Добавить в цитаты Настройки чтения

Страница 7 из 31



— А вы — на пенсии? — спросила, возможно, несколько невпопад Рита.

— На пенсии, — горько усмехнулась бывшая учительница, — по инвалидности. У меня ведь, как и у тебя, Рита, диабет. Товарищи мы по несчастью. Товарки, — еще раз усмехнулась Людмила Михайловна, бросив на Риту мимолетный, но пытливый взгляд. — Ой, Риточка, я тебя совсем заболтала! — спохватилась она вдруг.

— Я, ей-богу, ужасно рада, что познакомилась с вами, Людмила Михайловна, у меня ведь в вашем городе — никого, за полгода, пока здесь живу, вы первая, с кем по-человечески поговорить довелось, так приятно, честное слово! Так до завтра, Людмила Михайловна?

— До завтра, Рита…

И Рита вошла в распахнутую настежь широкую дверь, в притворе которой лежал камушек, чтобы она не хлопала понапрасну, успев заметить, однако, что и собеседница вернулась к своему занятию. Но еще обратила внимание, что метелка у дворничихи самодельная, неловко связанная из веток ближайших тополей.

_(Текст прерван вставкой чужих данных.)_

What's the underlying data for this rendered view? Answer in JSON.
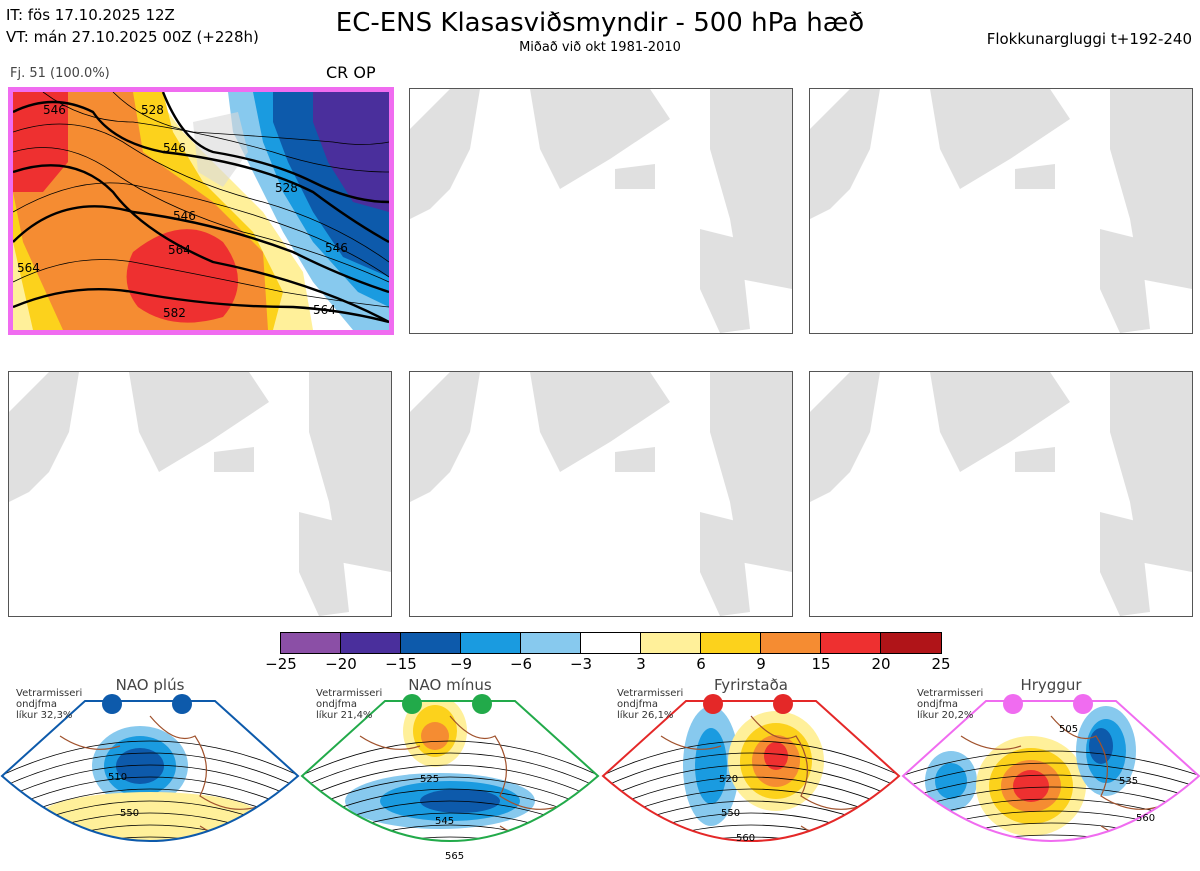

В магазине не было ни души, если не считать внушительного вида мужчины с раскрасневшимся лицом, проигрывающего, судя по всему, уже не первую пригоршню пятирублевиков «однорукому бандиту», какие за считанные месяцы наводнили все мало-мальски людные места, а магазины — прежде всего, будто «однорукие» — это армия оккупантов, а бывшие магазины советские — подавленные огневые точки безнадежно проигравшего все сражения войска.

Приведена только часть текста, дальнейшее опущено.